Wednesday 20 November 2013

Brackley Town 1 Gillingham 0

Match 41/13/1068 - Monday, 18th November 2013 - FA Cup 1R Replay

Brackley Town (1) 1 Walker 21
Gillingham (0) 0
Att. 1,772

Entrance: £6 Senior
Programme: £2
Mileage: 260/4,677
New Ground: 257

Match Report

Following in the footsteps of Maidstone United, Welling United, Burscough and Dover, Brackley Town can now be added to the list of non-league clubs that have heaped embarrassment on Gillingham Football Club.

If Gillingham had been playing a League 2 club and gone out in the circumstances of this match, then most of the disconsolate 200 or so visiting fans leaving St James Park could justifiably claim that "we were unlucky". Four times the ball struck the woodwork and Bradley Dack had a perfectly good goal chalked off, but the opposition were part-timers and luck should not have to play a part and let's face it, Brackley more than deserved their rub of the green for their performance at Priestfield.

With his predecessor, Martin Allen, looking down from the BT Sports commentary box, Peter Taylor, his hand forced somewhat by injury and suspension, chose a team that had a very different look to the one that had performed so admirably at Sheffield United on Saturday.

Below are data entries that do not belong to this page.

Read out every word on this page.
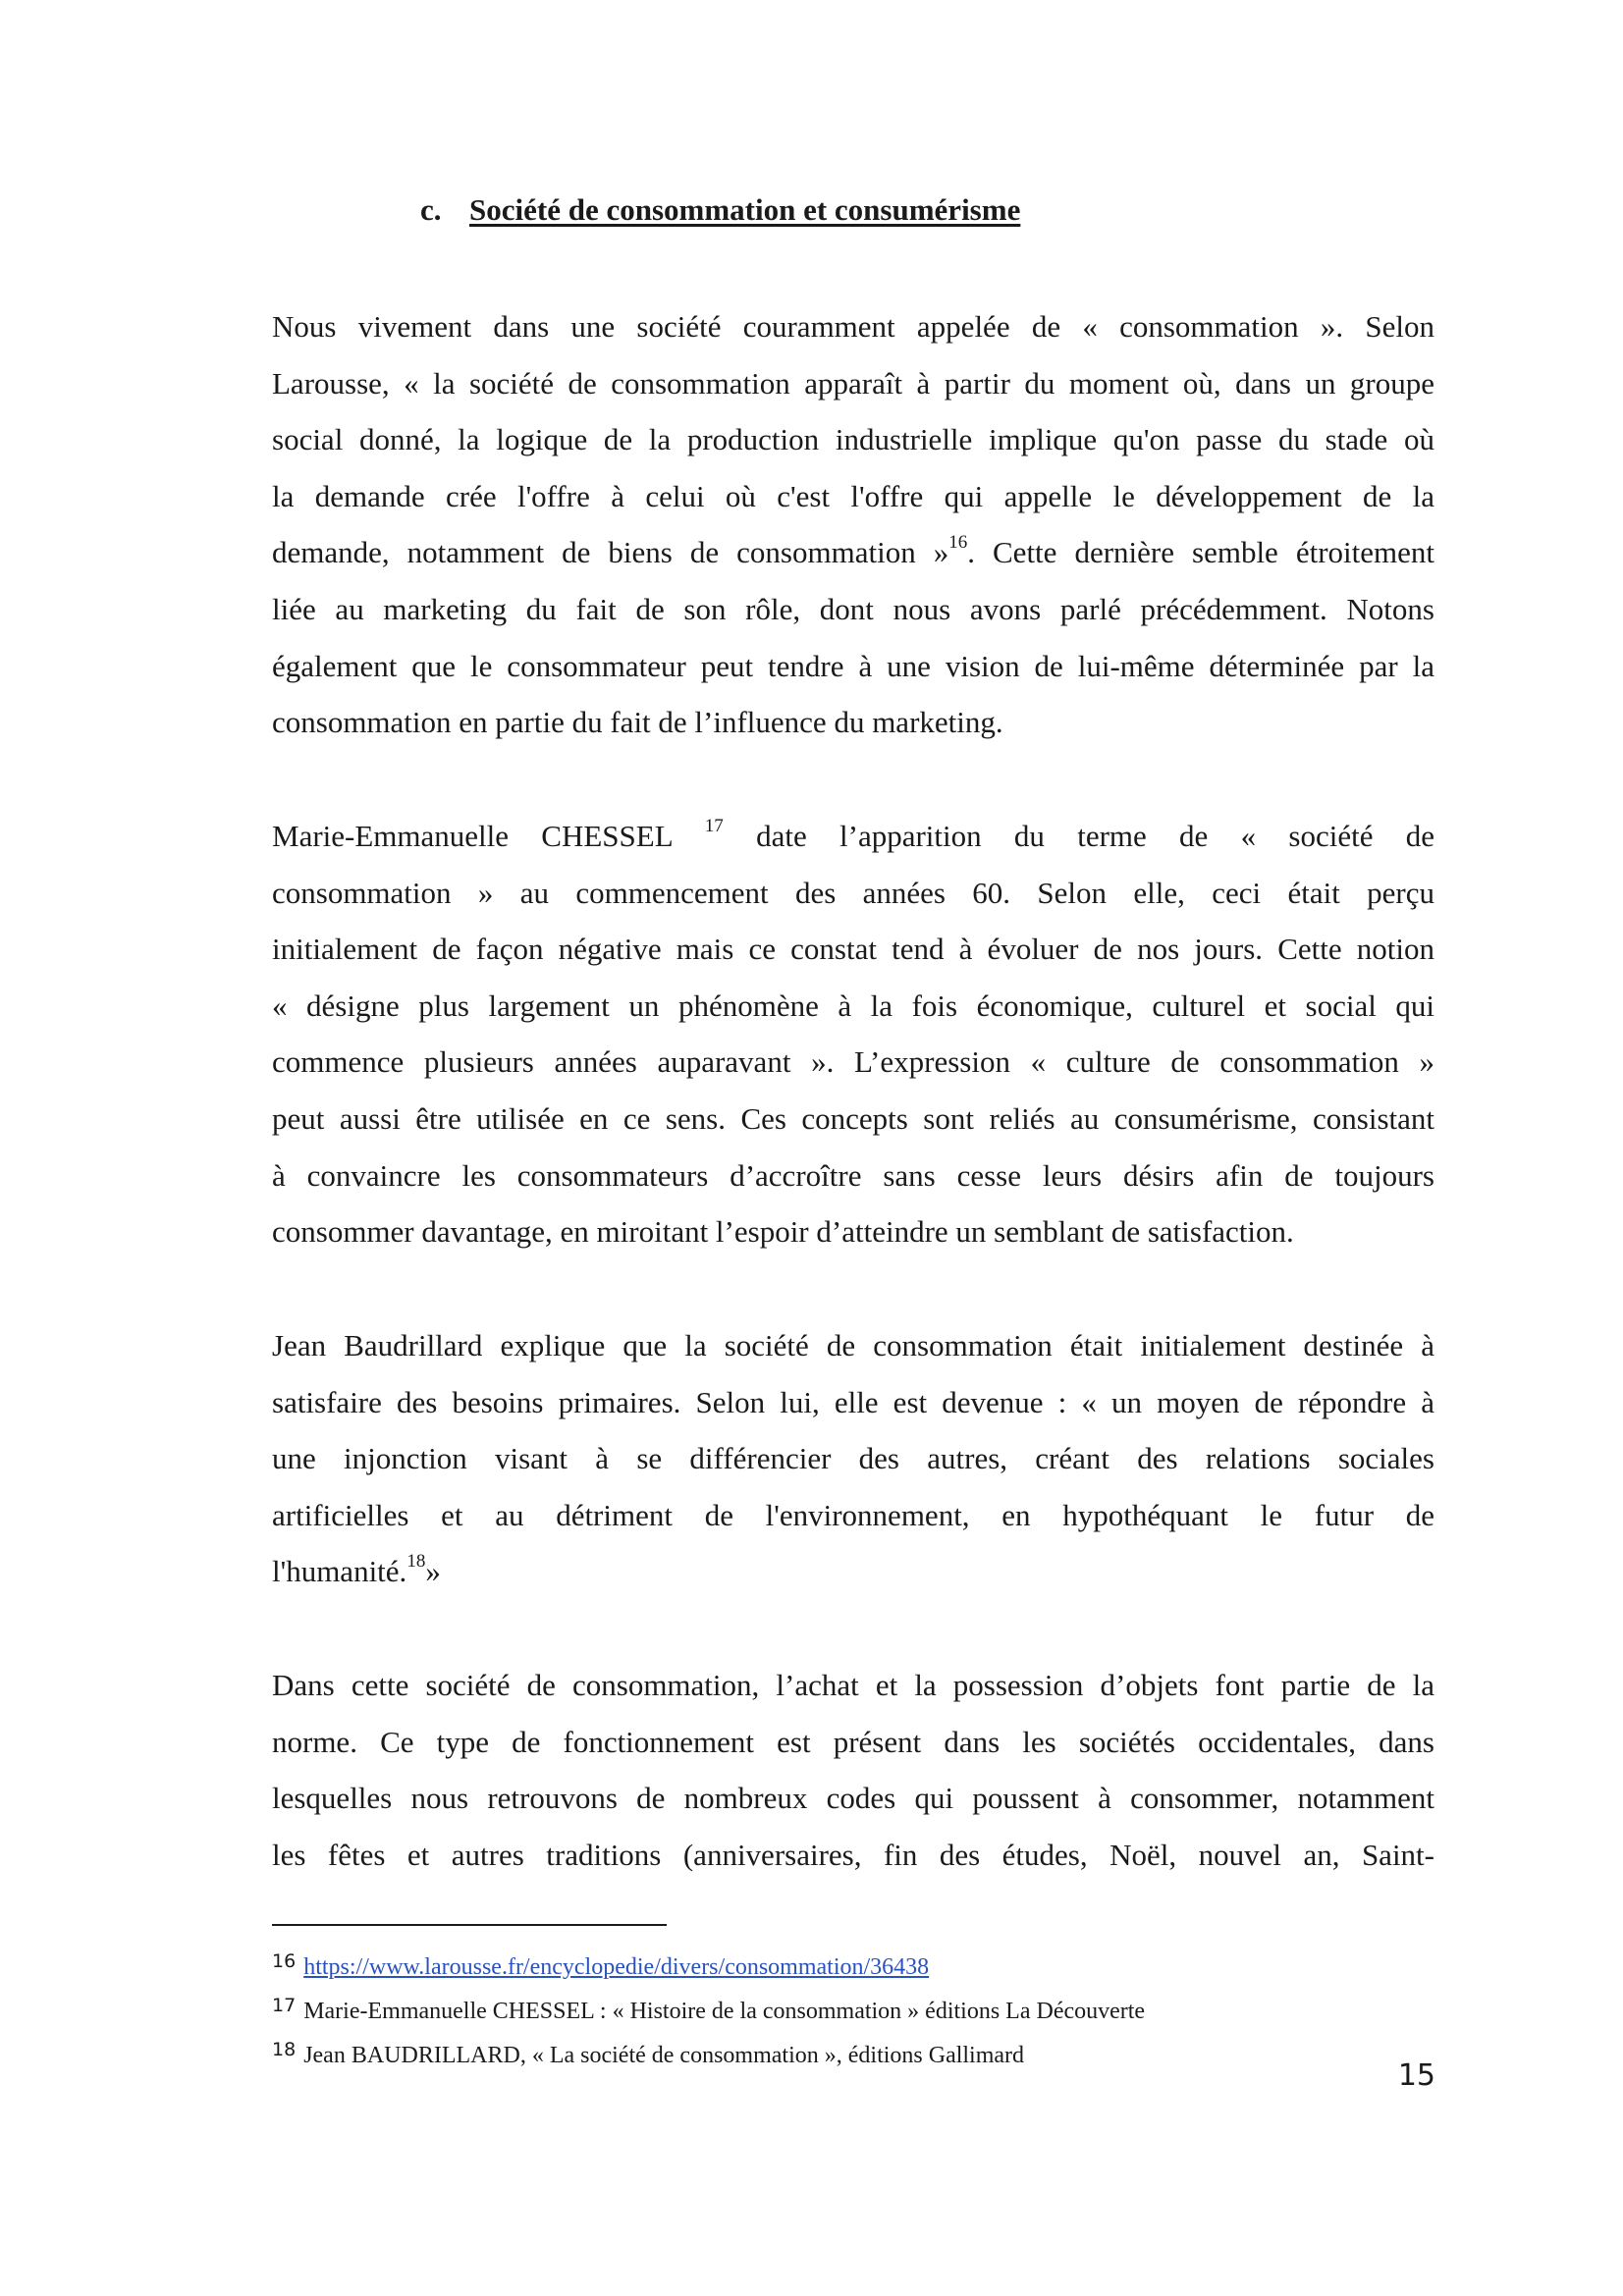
c. Société de consommation et consumérisme
Nous vivement dans une société couramment appelée de « consommation ». Selon
Larousse, « la société de consommation apparaît à partir du moment où, dans un groupe
social donné, la logique de la production industrielle implique qu'on passe du stade où
la demande crée l'offre à celui où c'est l'offre qui appelle le développement de la
demande, notamment de biens de consommation »$^{16}$. Cette dernière semble étroitement
liée au marketing du fait de son rôle, dont nous avons parlé précédemment. Notons
également que le consommateur peut tendre à une vision de lui-même déterminée par la
consommation en partie du fait de l’influence du marketing.
Marie-Emmanuelle CHESSEL $^{17}$ date l’apparition du terme de « société de
consommation » au commencement des années 60. Selon elle, ceci était perçu
initialement de façon négative mais ce constat tend à évoluer de nos jours. Cette notion
« désigne plus largement un phénomène à la fois économique, culturel et social qui
commence plusieurs années auparavant ». L’expression « culture de consommation »
peut aussi être utilisée en ce sens. Ces concepts sont reliés au consumérisme, consistant
à convaincre les consommateurs d’accroître sans cesse leurs désirs afin de toujours
consommer davantage, en miroitant l’espoir d’atteindre un semblant de satisfaction.
Jean Baudrillard explique que la société de consommation était initialement destinée à
satisfaire des besoins primaires. Selon lui, elle est devenue : « un moyen de répondre à
une injonction visant à se différencier des autres, créant des relations sociales
artificielles et au détriment de l'environnement, en hypothéquant le futur de
l'humanité.$^{18}$»
Dans cette société de consommation, l’achat et la possession d’objets font partie de la
norme. Ce type de fonctionnement est présent dans les sociétés occidentales, dans
lesquelles nous retrouvons de nombreux codes qui poussent à consommer, notamment
les fêtes et autres traditions (anniversaires, fin des études, Noël, nouvel an, Saint-
$^{16}$ https://www.larousse.fr/encyclopedie/divers/consommation/36438
$^{17}$ Marie-Emmanuelle CHESSEL : « Histoire de la consommation » éditions La Découverte
$^{18}$ Jean BAUDRILLARD, « La société de consommation », éditions Gallimard
15
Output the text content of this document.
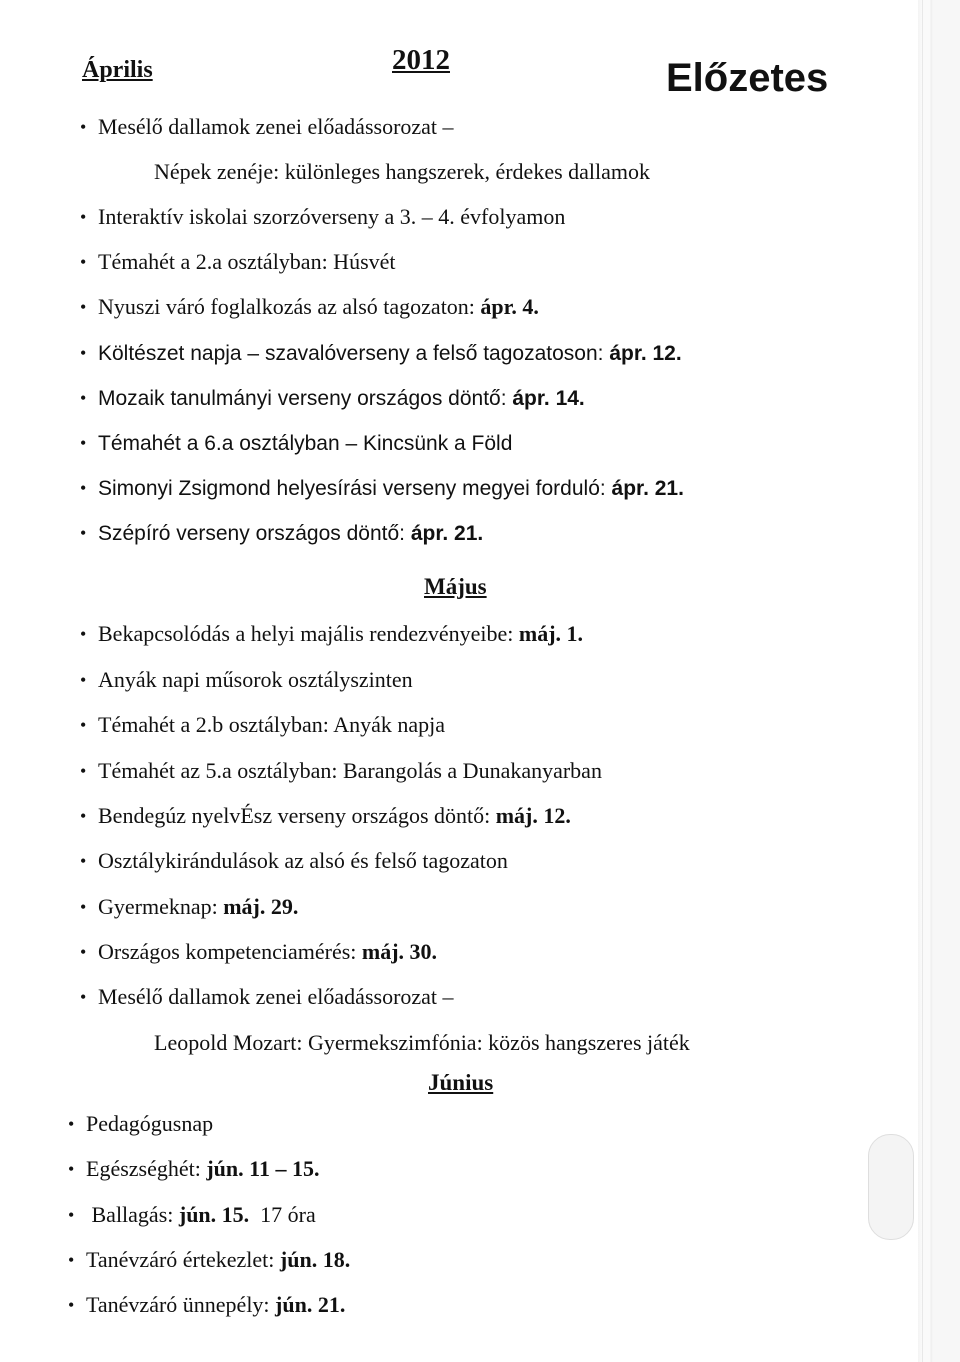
Április	2012	Előzetes
• Mesélő dallamok zenei előadássorozat –
Népek zenéje: különleges hangszerek, érdekes dallamok
• Interaktív iskolai szorzóverseny a 3. – 4. évfolyamon
• Témahét a 2.a osztályban: Húsvét
• Nyuszi váró foglalkozás az alsó tagozaton: ápr. 4.
• Költészet napja – szavalóverseny a felső tagozatoson: ápr. 12.
• Mozaik tanulmányi verseny országos döntő: ápr. 14.
• Témahét a 6.a osztályban – Kincsünk a Föld
• Simonyi Zsigmond helyesírási verseny megyei forduló: ápr. 21.
• Szépíró verseny országos döntő: ápr. 21.
Május
• Bekapcsolódás a helyi majális rendezvényeibe: máj. 1.
• Anyák napi műsorok osztályszinten
• Témahét a 2.b osztályban: Anyák napja
• Témahét az 5.a osztályban: Barangolás a Dunakanyarban
• Bendegúz nyelvÉsz verseny országos döntő: máj. 12.
• Osztálykirándulások az alsó és felső tagozaton
• Gyermeknap: máj. 29.
• Országos kompetenciamérés: máj. 30.
• Mesélő dallamok zenei előadássorozat –
Leopold Mozart: Gyermekszimfónia: közös hangszeres játék
Június
• Pedagógusnap
• Egészséghét: jún. 11 – 15.
• Ballagás: jún. 15.  17 óra
• Tanévzáró értekezlet: jún. 18.
• Tanévzáró ünnepély: jún. 21.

Chris Whelpdale and Cody McDonald were rested and Adebayo Akinfenwa and Antonio German were given rare starts to lead the attack. Certainly, I was not in the minority in wishing that the manager had chosen to go strong from the outset and withdraw players if and when the game was won. I can understand the desire to safeguard McDonald, with the injury to Danny Kedwell perhaps being longer than just this game, but the selection smacked of paying lip-service to the FA Cup and I think that this does a disservice to both the fans and the club itself.

Ultimately, a shot from 25 yards that took a deflection from one of the outstanding performers of the initial tie, Glenn Walker, was enough to seal a place in the second round for the Calor Gas Southern Premier League side. A poor clearance from Leon Legge, led to Charlie Lee being dispossessed in midfield and the winger crashed home for a 21st minute lead.

From that point it was a case of what might have been for the visitors. When Myles Weston was fed the ball, his pace was too hot for the Brackley back line to handle, but, almost without exception the cross was found wanting and when the ball was delivered there was nobody on the end to finish.

Back in 2005, the FA Cup tie at Burscough had that feel about it, that Gillingham were an accident about to happen. A club on the descent, a manager under pressure, a filthy day weather-wise producing a heavy pitch, all the ingredients for a shock. This game never had that same sense of foreboding, despite the early lead for the non-leaguers, until the final few minutes when the desire appeared to evaporate, I felt that somehow, whether it be a lucky break or all the way to penalties, Gillingham were going to escape with some dignity intact. It just didn't happen.

Perhaps I should have expected as much when four minutes from the break, Dack got on the end of a Akinfenwa header to the far post, only to see his effort erroneously chalked off for offside.

Brackley's young goalkeeper, Alastair Worby, who prior to the game had been seen as the possible weak link, must have touched wood for luck at the second half as he watched the ball cannon off the woodwork on four occasions, but he earned his good fortune with a series of saves.

There were a couple of intervening moments when the home side could have put the Gillingham fans out of their misery when Steve Diggin brought a save from Stuart Nelson and Walker pulled a couple of shots wide of the post.

I doubt there were many of the Gillingham fans around at the finish to watch the obligatory pitch invasion; they were left to troop back to their cars, shaking their heads as to how and why their club's Wembley ambitions had been ended for another year.